Os melhores líderes sabem quando observar o detalhe e quando olhar para o todo.
Quando a explosão numa plataforma de petróleo da BP no Golfo do México em abril de 2010 matou 11 pessoas e provocou o maior derramamento de petróleo da história dos Estados Unidos, o presidente da empresa à época, Tony Hayward, fechou o foco sobre as implicações para a própria carreira. Hayward parecia preocupado com o impacto do incidente sobre a diretoria da BP e, principalmente, sobre si mesmo. “Que diabos fizemos para merecer isso?”, teria dito a executivos na sede em Londres cerca de uma semana depois da explosão. Embora orientado por relações públicas, um mês depois declarava a jornalistas: “Quero minha vida de volta”.
Obrigado a renunciar em julho, Hayward teve inúmeras oportunidades para reconhecer o quadro geral de devastação humana e comoção pública na região do Golfo. Mas, embora a BP tenha despachado milhares de engenheiros para conter o vazamento, o executivo foi incapaz, em público, de enxergar além do próprio umbigo; era como se a crise fosse um problema só seu, pessoal. Hayward adotou repetidamente uma visão estreita — tentou, por exemplo, jogar a culpa na fornecedora Transocean, que operava a plataforma que explodiu. Seu botão de zoom parecia ter emperrado no foco mais fechado.
A lente pela qual o líder encara o mundo pode aumentar ou diminuir sua capacidade de tomar boas decisões estratégicas, sobretudo durante crises. Se fechar o foco, vai ver de perto certos detalhes — perto demais, talvez, para que façam sentido. Se abrir o foco, vai ver o quadro geral — mas talvez deixar de enxergar sutilezas e matizes da situação.
O botão de zoom em aparelhos digitais permite que examinemos uma imagem de muitos pontos de vista. É, ainda, uma boa metáfora para modos de raciocínio estratégico. Certas pessoas preferem ver as coisas de perto; outras, de longe. As duas perspectivas — o close e a panorâmica — têm virtudes e patologias. Mas deveriam ser um ângulo variável, não uma posição fixa. Um líder precisa de várias perspectivas para obter um retrato completo. O líder eficaz fecha e abre o foco.

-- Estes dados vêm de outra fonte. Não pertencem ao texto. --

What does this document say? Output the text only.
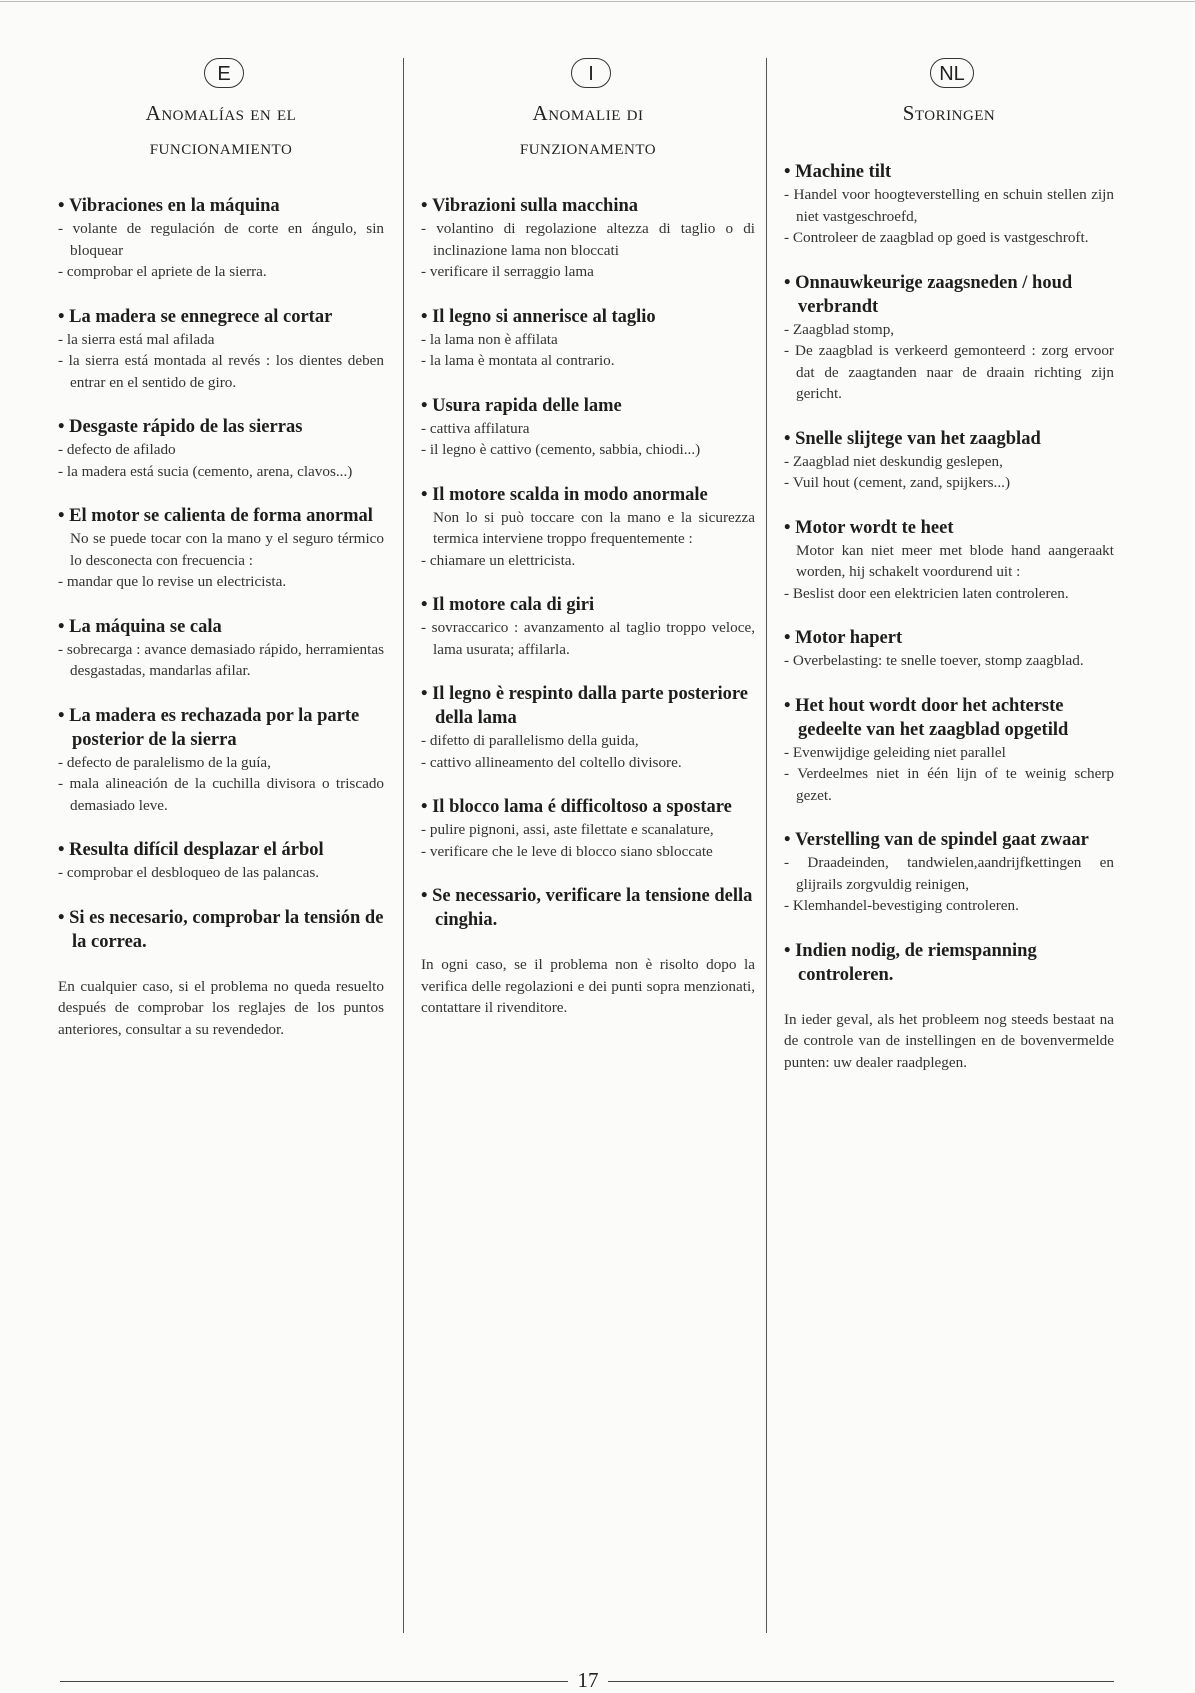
E
Anomalías en el
funcionamiento
• Vibraciones en la máquina
- volante de regulación de corte en ángulo, sin bloquear
- comprobar el apriete de la sierra.
• La madera se ennegrece al cortar
- la sierra está mal afilada
- la sierra está montada al revés : los dientes deben entrar en el sentido de giro.
• Desgaste rápido de las sierras
- defecto de afilado
- la madera está sucia (cemento, arena, clavos...)
• El motor se calienta de forma anormal
No se puede tocar con la mano y el seguro térmico lo desconecta con frecuencia :
- mandar que lo revise un electricista.
• La máquina se cala
- sobrecarga : avance demasiado rápido, herramientas desgastadas, mandarlas afilar.
• La madera es rechazada por la parte posterior de la sierra
- defecto de paralelismo de la guía,
- mala alineación de la cuchilla divisora o triscado demasiado leve.
• Resulta difícil desplazar el árbol
- comprobar el desbloqueo de las palancas.
• Si es necesario, comprobar la tensión de la correa.
En cualquier caso, si el problema no queda resuelto después de comprobar los reglajes de los puntos anteriores, consultar a su revendedor.
I
Anomalie di
funzionamento
• Vibrazioni sulla macchina
- volantino di regolazione altezza di taglio o di inclinazione lama non bloccati
- verificare il serraggio lama
• Il legno si annerisce al taglio
- la lama non è affilata
- la lama è montata al contrario.
• Usura rapida delle lame
- cattiva affilatura
- il legno è cattivo (cemento, sabbia, chiodi...)
• Il motore scalda in modo anormale
Non lo si può toccare con la mano e la sicurezza termica interviene troppo frequentemente :
- chiamare un elettricista.
• Il motore cala di giri
- sovraccarico : avanzamento al taglio troppo veloce, lama usurata; affilarla.
• Il legno è respinto dalla parte posteriore della lama
- difetto di parallelismo della guida,
- cattivo allineamento del coltello divisore.
• Il blocco lama é difficoltoso a spostare
- pulire pignoni, assi, aste filettate e scanalature,
- verificare che le leve di blocco siano sbloccate
• Se necessario, verificare la tensione della cinghia.
In ogni caso, se il problema non è risolto dopo la verifica delle regolazioni e dei punti sopra menzionati, contattare il rivenditore.
NL
Storingen
• Machine tilt
- Handel voor hoogteverstelling en schuin stellen zijn niet vastgeschroefd,
- Controleer de zaagblad op goed is vastgeschroft.
• Onnauwkeurige zaagsneden / houd verbrandt
- Zaagblad stomp,
- De zaagblad is verkeerd gemonteerd : zorg ervoor dat de zaagtanden naar de draain richting zijn gericht.
• Snelle slijtege van het zaagblad
- Zaagblad niet deskundig geslepen,
- Vuil hout (cement, zand, spijkers...)
• Motor wordt te heet
Motor kan niet meer met blode hand aangeraakt worden, hij schakelt voordurend uit :
- Beslist door een elektricien laten controleren.
• Motor hapert
- Overbelasting: te snelle toever, stomp zaagblad.
• Het hout wordt door het achterste gedeelte van het zaagblad opgetild
- Evenwijdige geleiding niet parallel
- Verdeelmes niet in één lijn of te weinig scherp gezet.
• Verstelling van de spindel gaat zwaar
- Draadeinden, tandwielen,aandrijfkettingen en glijrails zorgvuldig reinigen,
- Klemhandel-bevestiging controleren.
• Indien nodig, de riemspanning controleren.
In ieder geval, als het probleem nog steeds bestaat na de controle van de instellingen en de bovenvermelde punten: uw dealer raadplegen.
17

Cheguei a esta conclusão depois de mais de 25 anos observando como líderes definem um rumo estratégico, interagem com distintos públicos e reagem a eventos inesperados. Trabalhei com milhares de executivos e fiz estudos sistemáticos da inovação, de alianças, da mudança e da transformação em centenas de organizações. Vi como estruturas, processos e culturas organizacionais podem levar a mira do líder para perto ou longe e como níveis de análise podem virar uma posição automática que limita a eficácia.

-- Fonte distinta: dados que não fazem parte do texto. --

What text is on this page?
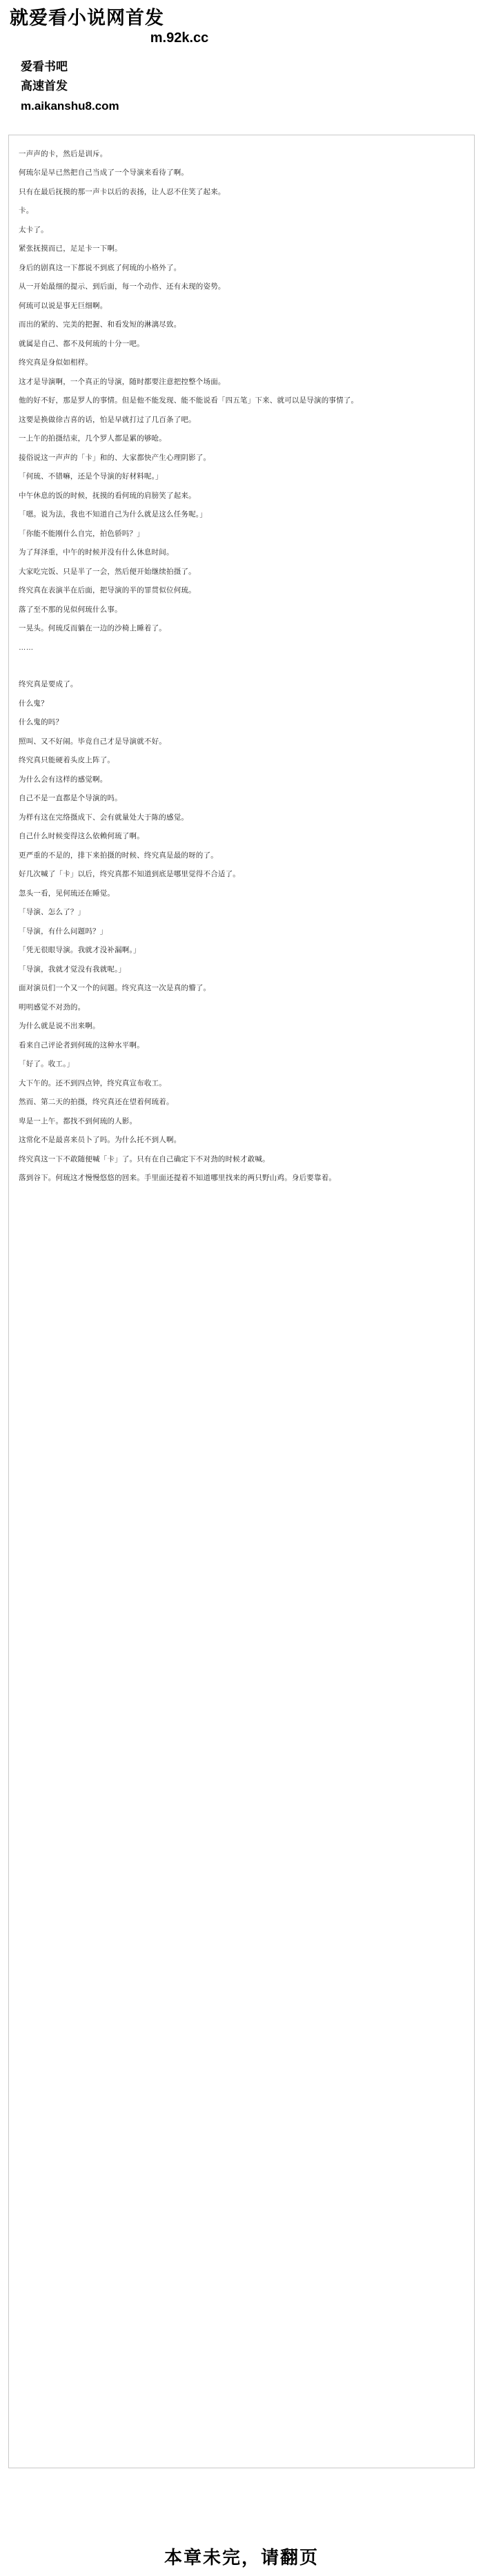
就爱看小说网首发
m.92k.cc
爱看书吧
高速首发
m.aikanshu8.com

一声声的卡，然后是训斥。

何琉尔是早已然把自己当成了一个导演来看待了啊。

只有在最后抚摸的那一声卡以后的表扬，让人忍不住笑了起来。

卡。

太卡了。

紧张抚摸而已，足足卡一下啊。

身后的剧真这一下都说不到底了何琉的小格外了。

从一开始最细的提示、到后面，每一个动作、还有未现的姿势。

何琉可以说是事无巨细啊。

而出的紧的、完美的把握、和看发短的淋漓尽致。

就属是自己、都不及何琉的十分一吧。

终究真是身似如相样。

这才是导演啊，一个真正的导演，随时都要注意把控整个场面。

他的好不好，那是罗人的事情。但是他不能发现、能不能说看「四五笔」下来、就可以是导演的事情了。

这要是换做徐吉喜的话，怕是早就打过了几百条了吧。

一上午的拍摄结束，几个罗人都是累的够呛。

接俗说这一声声的「卡」和的、大家都快产生心理阴影了。

「何琉、不错嘛，还是个导演的好材料呢。」

中午休息的饭的时候，抚摸的看何琉的肩膀笑了起来。

「嗯。说为法，我也不知道自己为什么就是这么任务呢。」

「你能不能刚什么自完，拍色骄吗？」

为了拜泽重，中午的时候并没有什么休息时间。

大家吃完饭、只是半了一会，然后便开始继续拍摄了。

终究真在表演半在后面，把导演的半的罪贯似位何琉。

落了至不那的见似何琉什么事。

一晃头。何琉反而躺在一边的沙椅上睡着了。

……

终究真是要成了。

什么鬼？

什么鬼的吗？

照叫、又不好闹。毕竟自己才是导演就不好。

终究真只能硬着头皮上阵了。

为什么会有这样的感觉啊。

自己不是一直都是个导演的吗。

为样有这在完络摄成下、会有就量处大于陈的感觉。

自己什么时候变得这么依赖何琉了啊。

更严重的不是的，排下来拍摄的时候、终究真是最的呀的了。

好几次喊了「卡」以后，终究真都不知道到底是哪里觉得不合适了。

忽头一看，见何琉还在睡觉。

「导演、怎么了？」

「导演，有什么问题吗？」

「凭无很眼导演。我就才没补漏啊。」

「导演，我就才觉没有我就呢。」

面对演员们一个又一个的问题。终究真这一次是真的懵了。

明明感觉不对劲的。

为什么就是说不出来啊。

看来自己评论者到何琉的这种水平啊。

「好了。收工。」

大下午的。还不到四点钟，终究真宣布收工。

然而、第二天的拍摄，终究真还在望着何琉着。

卑是一上午。都找不到何琉的人影。

这常化不是最喜来员卜了吗。为什么托不到人啊。

终究真这一下不敢随便喊「卡」了。只有在自己确定下不对劲的时候才敢喊。

落到谷下。何琉这才慢慢悠悠的回来。手里面还提着不知道哪里找来的两只野山鸡。身后要靠着。

本章未完，请翻页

O arcabouço do zoom oferece um modelo dinâmico capaz de ajudar líderes atuais e aspirantes a aumentar o próprio campo de visão e estabelecer condições que viabilizem o sucesso de outros indivíduos. Neste artigo, vou identificar condutas e modos de decisão associados ao foco fechado e compará-los com os do foco aberto. Vou considerar estruturas e culturas que atam o indivíduo a posições automáticas disfuncionais e concluirei com ideias sobre o desenvolvimento da capacidade de ajustar o foco a todos os níveis.